The Delhi bench of Income Tax Appellate Tribunal (ITAT) recently held that no addition shall be made on account of share premium received in excess of Fair Market Value (FMV) under Section 56(20(viib0 of the Income Tax Act, 1961.
The Assessee Continental Corrugators Pvt. Ltd is engaged in the business of corrugated boxes.During the scrutiny proceedings Assessing Officer observed that the assessee has issued Rs.10 lakh equity shares of face value Rs.10/- per share at Rs.36 per share, i.e, at a premium of Rs.26 per share.
In view of the absence of valuation report of Chartered Accountant in terms of Rule 11UA, the AO invoked the provisions of Section 56(2)(viib) and considered the premium amount of Rs.26 per share to be in excess of Fair Market Value (FMV) of equity shares of the company and consequently the excess consideration received on account of share premium on issue of equity shares were held to be assessable to tax under Section 56(2)(viib) of the Income Tax Act.

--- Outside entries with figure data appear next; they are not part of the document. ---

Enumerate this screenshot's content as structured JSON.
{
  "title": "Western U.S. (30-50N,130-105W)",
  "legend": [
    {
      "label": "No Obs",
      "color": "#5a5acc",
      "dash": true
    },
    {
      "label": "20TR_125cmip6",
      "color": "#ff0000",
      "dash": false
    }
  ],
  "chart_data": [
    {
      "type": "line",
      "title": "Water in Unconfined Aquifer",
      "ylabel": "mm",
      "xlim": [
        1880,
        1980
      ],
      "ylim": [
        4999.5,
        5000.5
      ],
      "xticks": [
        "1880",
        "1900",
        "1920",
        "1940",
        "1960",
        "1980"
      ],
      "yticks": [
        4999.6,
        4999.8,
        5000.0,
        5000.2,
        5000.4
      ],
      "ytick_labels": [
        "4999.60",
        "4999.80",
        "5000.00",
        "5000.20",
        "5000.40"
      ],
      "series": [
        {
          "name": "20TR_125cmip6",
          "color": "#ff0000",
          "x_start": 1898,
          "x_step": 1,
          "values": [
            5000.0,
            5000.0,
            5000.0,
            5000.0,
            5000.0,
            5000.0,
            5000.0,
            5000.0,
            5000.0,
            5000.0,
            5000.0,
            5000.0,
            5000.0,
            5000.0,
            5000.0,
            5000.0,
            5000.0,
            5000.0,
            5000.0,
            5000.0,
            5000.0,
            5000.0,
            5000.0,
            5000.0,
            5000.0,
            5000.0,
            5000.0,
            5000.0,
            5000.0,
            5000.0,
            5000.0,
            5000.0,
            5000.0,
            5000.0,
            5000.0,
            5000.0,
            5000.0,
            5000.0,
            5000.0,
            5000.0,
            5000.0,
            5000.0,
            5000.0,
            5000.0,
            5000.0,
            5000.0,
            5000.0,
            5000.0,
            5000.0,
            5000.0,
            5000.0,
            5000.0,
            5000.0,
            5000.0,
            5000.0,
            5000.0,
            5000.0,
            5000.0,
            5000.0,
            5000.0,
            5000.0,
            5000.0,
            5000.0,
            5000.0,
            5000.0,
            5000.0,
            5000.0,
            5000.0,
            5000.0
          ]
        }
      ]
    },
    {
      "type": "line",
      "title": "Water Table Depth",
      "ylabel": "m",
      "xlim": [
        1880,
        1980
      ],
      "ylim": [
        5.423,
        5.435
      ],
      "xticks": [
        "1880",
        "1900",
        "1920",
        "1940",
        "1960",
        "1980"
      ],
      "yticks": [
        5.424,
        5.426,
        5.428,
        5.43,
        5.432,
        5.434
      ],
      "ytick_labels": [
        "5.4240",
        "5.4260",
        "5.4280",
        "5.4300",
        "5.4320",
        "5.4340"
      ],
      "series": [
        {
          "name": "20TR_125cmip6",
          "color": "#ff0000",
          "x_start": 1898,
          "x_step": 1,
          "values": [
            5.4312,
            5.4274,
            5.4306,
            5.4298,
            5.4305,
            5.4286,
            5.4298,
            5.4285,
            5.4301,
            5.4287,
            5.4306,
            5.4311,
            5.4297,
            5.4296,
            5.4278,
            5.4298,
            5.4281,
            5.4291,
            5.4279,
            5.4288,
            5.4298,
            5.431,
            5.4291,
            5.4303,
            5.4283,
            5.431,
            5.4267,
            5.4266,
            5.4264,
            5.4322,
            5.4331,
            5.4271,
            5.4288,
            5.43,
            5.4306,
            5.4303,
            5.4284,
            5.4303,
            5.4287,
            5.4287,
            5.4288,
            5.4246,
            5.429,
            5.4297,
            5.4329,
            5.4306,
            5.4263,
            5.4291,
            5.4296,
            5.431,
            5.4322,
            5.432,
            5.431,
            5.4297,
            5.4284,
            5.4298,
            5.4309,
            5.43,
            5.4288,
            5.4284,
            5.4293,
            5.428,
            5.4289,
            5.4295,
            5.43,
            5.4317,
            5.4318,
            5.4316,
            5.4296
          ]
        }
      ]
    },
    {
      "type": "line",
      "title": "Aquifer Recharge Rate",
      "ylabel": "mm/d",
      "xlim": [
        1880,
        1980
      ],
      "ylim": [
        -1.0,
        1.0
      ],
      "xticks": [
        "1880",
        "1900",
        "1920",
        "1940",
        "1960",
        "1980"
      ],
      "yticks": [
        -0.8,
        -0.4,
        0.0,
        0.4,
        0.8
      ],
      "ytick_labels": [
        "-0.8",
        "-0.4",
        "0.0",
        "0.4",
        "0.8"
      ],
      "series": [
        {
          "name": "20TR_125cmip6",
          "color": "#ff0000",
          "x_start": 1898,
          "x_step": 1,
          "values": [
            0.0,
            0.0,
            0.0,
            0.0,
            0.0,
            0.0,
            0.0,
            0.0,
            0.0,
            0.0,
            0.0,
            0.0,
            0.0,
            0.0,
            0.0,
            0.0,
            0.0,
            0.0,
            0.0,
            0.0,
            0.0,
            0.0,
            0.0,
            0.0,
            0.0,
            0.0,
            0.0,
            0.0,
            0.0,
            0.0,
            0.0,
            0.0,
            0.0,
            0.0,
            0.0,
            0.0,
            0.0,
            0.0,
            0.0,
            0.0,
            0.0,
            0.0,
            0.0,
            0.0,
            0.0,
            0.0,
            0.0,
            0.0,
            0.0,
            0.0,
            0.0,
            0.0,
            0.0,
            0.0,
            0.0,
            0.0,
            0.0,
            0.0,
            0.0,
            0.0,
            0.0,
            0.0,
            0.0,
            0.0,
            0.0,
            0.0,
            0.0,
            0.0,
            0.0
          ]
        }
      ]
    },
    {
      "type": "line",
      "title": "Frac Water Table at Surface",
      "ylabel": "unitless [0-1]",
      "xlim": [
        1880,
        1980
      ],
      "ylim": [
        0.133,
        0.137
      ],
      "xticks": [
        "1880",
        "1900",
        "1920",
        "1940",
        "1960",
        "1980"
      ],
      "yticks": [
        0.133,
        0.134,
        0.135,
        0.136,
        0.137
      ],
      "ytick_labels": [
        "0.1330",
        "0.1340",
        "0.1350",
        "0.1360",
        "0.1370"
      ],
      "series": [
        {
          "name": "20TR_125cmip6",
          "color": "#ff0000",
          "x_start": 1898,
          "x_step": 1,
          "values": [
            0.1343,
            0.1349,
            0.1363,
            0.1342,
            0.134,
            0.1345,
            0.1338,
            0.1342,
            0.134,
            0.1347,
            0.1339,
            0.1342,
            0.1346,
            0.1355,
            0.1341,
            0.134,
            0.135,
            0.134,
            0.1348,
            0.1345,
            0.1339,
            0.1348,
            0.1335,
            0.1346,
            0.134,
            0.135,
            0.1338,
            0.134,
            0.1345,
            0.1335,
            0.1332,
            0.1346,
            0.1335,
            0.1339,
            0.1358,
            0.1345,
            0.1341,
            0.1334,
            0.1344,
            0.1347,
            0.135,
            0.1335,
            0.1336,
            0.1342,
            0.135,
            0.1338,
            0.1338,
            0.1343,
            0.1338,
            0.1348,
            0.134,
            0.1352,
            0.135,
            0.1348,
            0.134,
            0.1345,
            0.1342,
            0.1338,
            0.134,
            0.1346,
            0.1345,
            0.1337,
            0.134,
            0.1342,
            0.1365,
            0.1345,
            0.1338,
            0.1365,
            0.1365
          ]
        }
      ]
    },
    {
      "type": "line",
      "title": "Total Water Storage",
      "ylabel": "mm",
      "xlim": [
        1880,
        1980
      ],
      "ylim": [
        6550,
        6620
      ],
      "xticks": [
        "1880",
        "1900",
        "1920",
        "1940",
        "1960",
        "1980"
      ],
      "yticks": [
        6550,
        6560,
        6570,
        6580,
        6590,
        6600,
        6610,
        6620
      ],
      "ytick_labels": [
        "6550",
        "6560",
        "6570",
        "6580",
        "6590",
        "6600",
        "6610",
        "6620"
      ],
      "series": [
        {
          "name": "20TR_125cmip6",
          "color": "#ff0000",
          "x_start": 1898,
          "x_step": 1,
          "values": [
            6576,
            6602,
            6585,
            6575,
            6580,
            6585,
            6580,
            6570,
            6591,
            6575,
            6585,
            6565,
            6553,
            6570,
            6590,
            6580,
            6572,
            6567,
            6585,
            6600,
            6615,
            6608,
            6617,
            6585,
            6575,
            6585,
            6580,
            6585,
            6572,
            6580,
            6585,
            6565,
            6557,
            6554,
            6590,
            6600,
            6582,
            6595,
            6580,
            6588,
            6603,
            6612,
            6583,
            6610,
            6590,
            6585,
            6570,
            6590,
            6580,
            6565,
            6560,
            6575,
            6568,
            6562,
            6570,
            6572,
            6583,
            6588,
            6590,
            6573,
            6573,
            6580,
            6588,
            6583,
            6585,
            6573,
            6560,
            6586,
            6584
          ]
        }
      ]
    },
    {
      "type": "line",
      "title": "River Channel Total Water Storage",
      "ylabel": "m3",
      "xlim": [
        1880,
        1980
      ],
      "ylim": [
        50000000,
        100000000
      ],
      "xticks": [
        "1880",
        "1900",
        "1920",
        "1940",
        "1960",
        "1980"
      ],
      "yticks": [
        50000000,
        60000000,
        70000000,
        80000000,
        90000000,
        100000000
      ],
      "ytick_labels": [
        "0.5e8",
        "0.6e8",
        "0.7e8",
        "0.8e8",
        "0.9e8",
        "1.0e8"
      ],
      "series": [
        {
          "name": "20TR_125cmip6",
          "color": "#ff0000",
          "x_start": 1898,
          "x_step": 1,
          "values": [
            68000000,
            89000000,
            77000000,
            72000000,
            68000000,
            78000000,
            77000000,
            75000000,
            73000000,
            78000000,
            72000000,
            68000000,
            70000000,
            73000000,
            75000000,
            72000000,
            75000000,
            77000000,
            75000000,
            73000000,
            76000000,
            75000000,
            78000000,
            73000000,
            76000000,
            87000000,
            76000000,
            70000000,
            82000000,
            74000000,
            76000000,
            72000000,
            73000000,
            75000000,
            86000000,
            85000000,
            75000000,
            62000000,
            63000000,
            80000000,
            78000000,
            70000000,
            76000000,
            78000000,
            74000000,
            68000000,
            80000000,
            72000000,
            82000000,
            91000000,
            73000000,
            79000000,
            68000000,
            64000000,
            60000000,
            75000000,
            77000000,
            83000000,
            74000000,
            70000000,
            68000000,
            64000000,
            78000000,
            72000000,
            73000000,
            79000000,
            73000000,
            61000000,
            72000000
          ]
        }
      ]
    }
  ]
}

Aggrieved by the order the assessee filed appeal before the CIT(A).after analysing the submission the CIT(A) allowed the appeal filed by the assessee accordingly reversed the additions made by AO. Therefore the revenue filed another appeal before the tribunal with respect to the reversal of addition.
Rano Jain, Counsel for revenue submitted that In the absence of valuation report which is the basic document for such corroboration, the AO has rightly invoked the deeming provisions of Section 56(2)(viib) of the Act to treat the share premium to be excessive consideration over FMV for the purposes of Section 56(2)(viib) of the Act.
Vivek Kumar Upadhyay, Counsel for the assessee argued that for purposes of determining the FMV of unquoted equity shares under Rule 11UA(2)(a) of the Rules, there is no legal requirement of obtaining any valuation report. Since FMV has been determined on the basis of book value of assets and liabilities, the assessee was not required in law to obtain a separate valuation report.
The tribunal observed that the book value of assets and liabilities adopted for the purposes of NAV method of valuation is in consonance with last audited balance-sheet items as on 31.03.2016 whereas the allotment has been stated to be made in November, 2016 during the Financial Year 2016-17 relevant to Assessment Year 2017-18.
Further the phraseology of clause (a) to sub-rule (2) of Rule 11UA read with Explanation (a) to Section 56(2)(viib) do not thrust the requirement of Valuation Report for substantiation of valuation under NAV method.
After analyzing the submission of both parties the bench comprising Kul Bharat(Judicial Member) and Pradip Kumar Kedia, (Accountant Member) held that no addition was made on account of share premium received in excess of Fair Market Value (FMV) under Section 56(20(viib0 of the Income Tax Act.Therefore the bench reverse addition mae by the assessing officer.